3.2. Organizational Domain (組織ドメイン)

組織ドメインは、以下のアルゴリズムを使用して決定されます:

  1. 「公開サフィックス」リスト、つまり登録用に予約されたDNSドメイン名のリストを取得します。一部の国のトップレベルドメイン (TLDs) は特定の登録要件を設けています。たとえば、イギリスは企業登録を「.co.uk」の下に配置します。「.com」などの他のTLDは、トップレベルDNSドメインのIANAレジストリに表示されます。公開サフィックスリストは、これらすべての和集合です。付録A.6.1には、公開サフィックスリストの取得に関するいくつかの議論が含まれています。

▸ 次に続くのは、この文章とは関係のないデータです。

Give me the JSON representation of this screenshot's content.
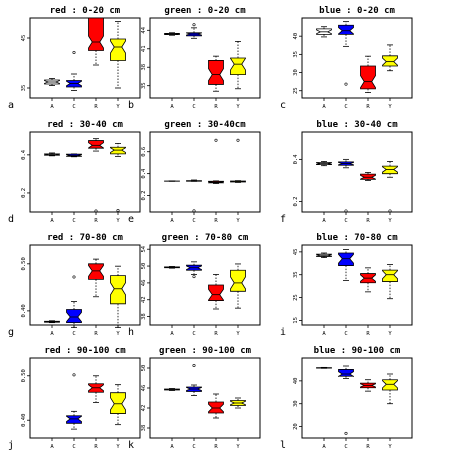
{
  "colors": {
    "A": "#ffffff",
    "C": "#0000ff",
    "R": "#ff0000",
    "Y": "#ffff00"
  },
  "chart_data": [
    {
      "type": "box",
      "panel_label": "a",
      "title": "red : 0-20 cm",
      "categories": [
        "A",
        "C",
        "R",
        "Y"
      ],
      "ylim": [
        0.33,
        0.49
      ],
      "yticks": [
        {
          "v": 0.35,
          "t": "35"
        },
        {
          "v": 0.45,
          "t": "45"
        }
      ],
      "boxes": [
        {
          "min": 0.355,
          "q1": 0.358,
          "med": 0.362,
          "q3": 0.366,
          "max": 0.369,
          "outliers": []
        },
        {
          "min": 0.345,
          "q1": 0.352,
          "med": 0.359,
          "q3": 0.365,
          "max": 0.378,
          "outliers": [
            0.421
          ]
        },
        {
          "min": 0.396,
          "q1": 0.425,
          "med": 0.442,
          "q3": 0.49,
          "max": 0.49,
          "outliers": []
        },
        {
          "min": 0.35,
          "q1": 0.405,
          "med": 0.432,
          "q3": 0.448,
          "max": 0.483,
          "outliers": []
        }
      ]
    },
    {
      "type": "box",
      "panel_label": "b",
      "title": "green : 0-20 cm",
      "categories": [
        "A",
        "C",
        "R",
        "Y"
      ],
      "ylim": [
        0.33,
        0.46
      ],
      "yticks": [
        {
          "v": 0.35,
          "t": "35"
        },
        {
          "v": 0.38,
          "t": "38"
        },
        {
          "v": 0.41,
          "t": "41"
        },
        {
          "v": 0.44,
          "t": "44"
        }
      ],
      "boxes": [
        {
          "min": 0.432,
          "q1": 0.433,
          "med": 0.434,
          "q3": 0.435,
          "max": 0.436,
          "outliers": []
        },
        {
          "min": 0.427,
          "q1": 0.431,
          "med": 0.434,
          "q3": 0.436,
          "max": 0.444,
          "outliers": [
            0.449
          ]
        },
        {
          "min": 0.341,
          "q1": 0.352,
          "med": 0.368,
          "q3": 0.391,
          "max": 0.398,
          "outliers": []
        },
        {
          "min": 0.345,
          "q1": 0.368,
          "med": 0.385,
          "q3": 0.395,
          "max": 0.422,
          "outliers": []
        }
      ]
    },
    {
      "type": "box",
      "panel_label": "c",
      "title": "blue : 0-20 cm",
      "categories": [
        "A",
        "C",
        "R",
        "Y"
      ],
      "ylim": [
        0.23,
        0.45
      ],
      "yticks": [
        {
          "v": 0.25,
          "t": "25"
        },
        {
          "v": 0.3,
          "t": "30"
        },
        {
          "v": 0.35,
          "t": "35"
        },
        {
          "v": 0.4,
          "t": "40"
        }
      ],
      "boxes": [
        {
          "min": 0.398,
          "q1": 0.405,
          "med": 0.412,
          "q3": 0.42,
          "max": 0.426,
          "outliers": []
        },
        {
          "min": 0.372,
          "q1": 0.405,
          "med": 0.415,
          "q3": 0.43,
          "max": 0.44,
          "outliers": [
            0.268
          ]
        },
        {
          "min": 0.245,
          "q1": 0.255,
          "med": 0.275,
          "q3": 0.318,
          "max": 0.345,
          "outliers": []
        },
        {
          "min": 0.305,
          "q1": 0.318,
          "med": 0.33,
          "q3": 0.346,
          "max": 0.376,
          "outliers": []
        }
      ]
    },
    {
      "type": "box",
      "panel_label": "d",
      "title": "red : 30-40 cm",
      "categories": [
        "A",
        "C",
        "R",
        "Y"
      ],
      "ylim": [
        0.1,
        0.52
      ],
      "yticks": [
        {
          "v": 0.2,
          "t": "0.2"
        },
        {
          "v": 0.4,
          "t": "0.4"
        }
      ],
      "boxes": [
        {
          "min": 0.395,
          "q1": 0.398,
          "med": 0.401,
          "q3": 0.405,
          "max": 0.41,
          "outliers": []
        },
        {
          "min": 0.39,
          "q1": 0.392,
          "med": 0.397,
          "q3": 0.404,
          "max": 0.405,
          "outliers": []
        },
        {
          "min": 0.42,
          "q1": 0.435,
          "med": 0.45,
          "q3": 0.475,
          "max": 0.485,
          "outliers": [
            0.105
          ]
        },
        {
          "min": 0.392,
          "q1": 0.405,
          "med": 0.425,
          "q3": 0.44,
          "max": 0.46,
          "outliers": [
            0.108
          ]
        }
      ]
    },
    {
      "type": "box",
      "panel_label": "e",
      "title": "green : 30-40cm",
      "categories": [
        "A",
        "C",
        "R",
        "Y"
      ],
      "ylim": [
        0.05,
        0.78
      ],
      "yticks": [
        {
          "v": 0.2,
          "t": "0.2"
        },
        {
          "v": 0.4,
          "t": "0.4"
        },
        {
          "v": 0.6,
          "t": "0.6"
        }
      ],
      "boxes": [
        {
          "min": 0.33,
          "q1": 0.331,
          "med": 0.332,
          "q3": 0.333,
          "max": 0.334,
          "outliers": []
        },
        {
          "min": 0.33,
          "q1": 0.331,
          "med": 0.333,
          "q3": 0.336,
          "max": 0.342,
          "outliers": [
            0.06
          ]
        },
        {
          "min": 0.31,
          "q1": 0.316,
          "med": 0.322,
          "q3": 0.33,
          "max": 0.334,
          "outliers": [
            0.705
          ]
        },
        {
          "min": 0.32,
          "q1": 0.324,
          "med": 0.328,
          "q3": 0.333,
          "max": 0.336,
          "outliers": [
            0.705
          ]
        }
      ]
    },
    {
      "type": "box",
      "panel_label": "f",
      "title": "blue : 30-40 cm",
      "categories": [
        "A",
        "C",
        "R",
        "Y"
      ],
      "ylim": [
        0.15,
        0.53
      ],
      "yticks": [
        {
          "v": 0.2,
          "t": "0.2"
        },
        {
          "v": 0.4,
          "t": "0.4"
        }
      ],
      "boxes": [
        {
          "min": 0.37,
          "q1": 0.375,
          "med": 0.38,
          "q3": 0.385,
          "max": 0.39,
          "outliers": []
        },
        {
          "min": 0.36,
          "q1": 0.372,
          "med": 0.38,
          "q3": 0.388,
          "max": 0.4,
          "outliers": [
            0.155
          ]
        },
        {
          "min": 0.3,
          "q1": 0.305,
          "med": 0.315,
          "q3": 0.33,
          "max": 0.338,
          "outliers": []
        },
        {
          "min": 0.315,
          "q1": 0.332,
          "med": 0.352,
          "q3": 0.368,
          "max": 0.39,
          "outliers": [
            0.155
          ]
        }
      ]
    },
    {
      "type": "box",
      "panel_label": "g",
      "title": "red : 70-80 cm",
      "categories": [
        "A",
        "C",
        "R",
        "Y"
      ],
      "ylim": [
        0.37,
        0.54
      ],
      "yticks": [
        {
          "v": 0.4,
          "t": "0.40"
        },
        {
          "v": 0.5,
          "t": "0.50"
        }
      ],
      "boxes": [
        {
          "min": 0.375,
          "q1": 0.376,
          "med": 0.377,
          "q3": 0.378,
          "max": 0.379,
          "outliers": []
        },
        {
          "min": 0.365,
          "q1": 0.375,
          "med": 0.387,
          "q3": 0.403,
          "max": 0.42,
          "outliers": [
            0.472
          ]
        },
        {
          "min": 0.43,
          "q1": 0.467,
          "med": 0.485,
          "q3": 0.5,
          "max": 0.51,
          "outliers": []
        },
        {
          "min": 0.365,
          "q1": 0.415,
          "med": 0.447,
          "q3": 0.475,
          "max": 0.495,
          "outliers": []
        }
      ]
    },
    {
      "type": "box",
      "panel_label": "h",
      "title": "green : 70-80 cm",
      "categories": [
        "A",
        "C",
        "R",
        "Y"
      ],
      "ylim": [
        0.36,
        0.55
      ],
      "yticks": [
        {
          "v": 0.38,
          "t": "38"
        },
        {
          "v": 0.42,
          "t": "42"
        },
        {
          "v": 0.46,
          "t": "46"
        },
        {
          "v": 0.5,
          "t": "50"
        },
        {
          "v": 0.54,
          "t": "54"
        }
      ],
      "boxes": [
        {
          "min": 0.495,
          "q1": 0.496,
          "med": 0.497,
          "q3": 0.498,
          "max": 0.499,
          "outliers": []
        },
        {
          "min": 0.48,
          "q1": 0.49,
          "med": 0.496,
          "q3": 0.502,
          "max": 0.51,
          "outliers": [
            0.475
          ]
        },
        {
          "min": 0.398,
          "q1": 0.418,
          "med": 0.432,
          "q3": 0.455,
          "max": 0.48,
          "outliers": []
        },
        {
          "min": 0.4,
          "q1": 0.44,
          "med": 0.46,
          "q3": 0.49,
          "max": 0.505,
          "outliers": []
        }
      ]
    },
    {
      "type": "box",
      "panel_label": "i",
      "title": "blue : 70-80 cm",
      "categories": [
        "A",
        "C",
        "R",
        "Y"
      ],
      "ylim": [
        0.13,
        0.48
      ],
      "yticks": [
        {
          "v": 0.15,
          "t": "15"
        },
        {
          "v": 0.25,
          "t": "25"
        },
        {
          "v": 0.35,
          "t": "35"
        },
        {
          "v": 0.45,
          "t": "45"
        }
      ],
      "boxes": [
        {
          "min": 0.425,
          "q1": 0.43,
          "med": 0.435,
          "q3": 0.44,
          "max": 0.445,
          "outliers": []
        },
        {
          "min": 0.325,
          "q1": 0.39,
          "med": 0.42,
          "q3": 0.445,
          "max": 0.46,
          "outliers": []
        },
        {
          "min": 0.275,
          "q1": 0.315,
          "med": 0.335,
          "q3": 0.355,
          "max": 0.38,
          "outliers": []
        },
        {
          "min": 0.245,
          "q1": 0.32,
          "med": 0.35,
          "q3": 0.37,
          "max": 0.395,
          "outliers": []
        }
      ]
    },
    {
      "type": "box",
      "panel_label": "j",
      "title": "red : 90-100 cm",
      "categories": [
        "A",
        "C",
        "R",
        "Y"
      ],
      "ylim": [
        0.36,
        0.54
      ],
      "yticks": [
        {
          "v": 0.4,
          "t": "0.40"
        },
        {
          "v": 0.5,
          "t": "0.50"
        }
      ],
      "boxes": [
        {
          "min": 0.36,
          "q1": 0.36,
          "med": 0.36,
          "q3": 0.36,
          "max": 0.36,
          "outliers": []
        },
        {
          "min": 0.38,
          "q1": 0.393,
          "med": 0.403,
          "q3": 0.41,
          "max": 0.42,
          "outliers": [
            0.502
          ]
        },
        {
          "min": 0.44,
          "q1": 0.463,
          "med": 0.473,
          "q3": 0.482,
          "max": 0.5,
          "outliers": []
        },
        {
          "min": 0.39,
          "q1": 0.415,
          "med": 0.437,
          "q3": 0.462,
          "max": 0.48,
          "outliers": []
        }
      ]
    },
    {
      "type": "box",
      "panel_label": "k",
      "title": "green : 90-100 cm",
      "categories": [
        "A",
        "C",
        "R",
        "Y"
      ],
      "ylim": [
        0.36,
        0.52
      ],
      "yticks": [
        {
          "v": 0.38,
          "t": "38"
        },
        {
          "v": 0.42,
          "t": "42"
        },
        {
          "v": 0.46,
          "t": "46"
        },
        {
          "v": 0.5,
          "t": "50"
        }
      ],
      "boxes": [
        {
          "min": 0.455,
          "q1": 0.456,
          "med": 0.457,
          "q3": 0.458,
          "max": 0.459,
          "outliers": []
        },
        {
          "min": 0.445,
          "q1": 0.453,
          "med": 0.458,
          "q3": 0.462,
          "max": 0.466,
          "outliers": [
            0.505
          ]
        },
        {
          "min": 0.4,
          "q1": 0.41,
          "med": 0.42,
          "q3": 0.432,
          "max": 0.448,
          "outliers": []
        },
        {
          "min": 0.42,
          "q1": 0.425,
          "med": 0.43,
          "q3": 0.435,
          "max": 0.44,
          "outliers": []
        }
      ]
    },
    {
      "type": "box",
      "panel_label": "l",
      "title": "blue : 90-100 cm",
      "categories": [
        "A",
        "C",
        "R",
        "Y"
      ],
      "ylim": [
        0.15,
        0.5
      ],
      "yticks": [
        {
          "v": 0.2,
          "t": "20"
        },
        {
          "v": 0.3,
          "t": "30"
        },
        {
          "v": 0.4,
          "t": "40"
        }
      ],
      "boxes": [
        {
          "min": 0.455,
          "q1": 0.456,
          "med": 0.457,
          "q3": 0.458,
          "max": 0.459,
          "outliers": []
        },
        {
          "min": 0.41,
          "q1": 0.42,
          "med": 0.43,
          "q3": 0.45,
          "max": 0.465,
          "outliers": [
            0.17
          ]
        },
        {
          "min": 0.355,
          "q1": 0.37,
          "med": 0.38,
          "q3": 0.39,
          "max": 0.405,
          "outliers": []
        },
        {
          "min": 0.3,
          "q1": 0.36,
          "med": 0.385,
          "q3": 0.405,
          "max": 0.43,
          "outliers": []
        }
      ]
    }
  ]
}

  2. 対象のDNSドメイン名を「n」個の順序付けられたラベルのセットに分割します。これらのラベルに右から左へ番号を付けます。たとえば、「example.com」の場合、「com」はラベル1、「example」はラベル2になります。

  3. 公開サフィックスリストで、対象DNSドメインで見つかったラベルの最大数に一致する名前を検索します。その数を「x」とします。

  4. 公開サフィックスリストから一致した名前を使用し、対象ドメインから「x+1」番目のラベルをそれに接頭辞として付けて、新しいDNSドメイン名を構築します。この新しい名前が組織ドメインです。

したがって、「com」はIANAに登録されたTLDであるため、「a.b.c.d.example.com」の対象ドメインは、「example.com」の組織ドメインを持ちます。

サフィックスを決定するプロセスは現在ヒューリスティックなものです。どのリストも正確または最新であることが保証されていません。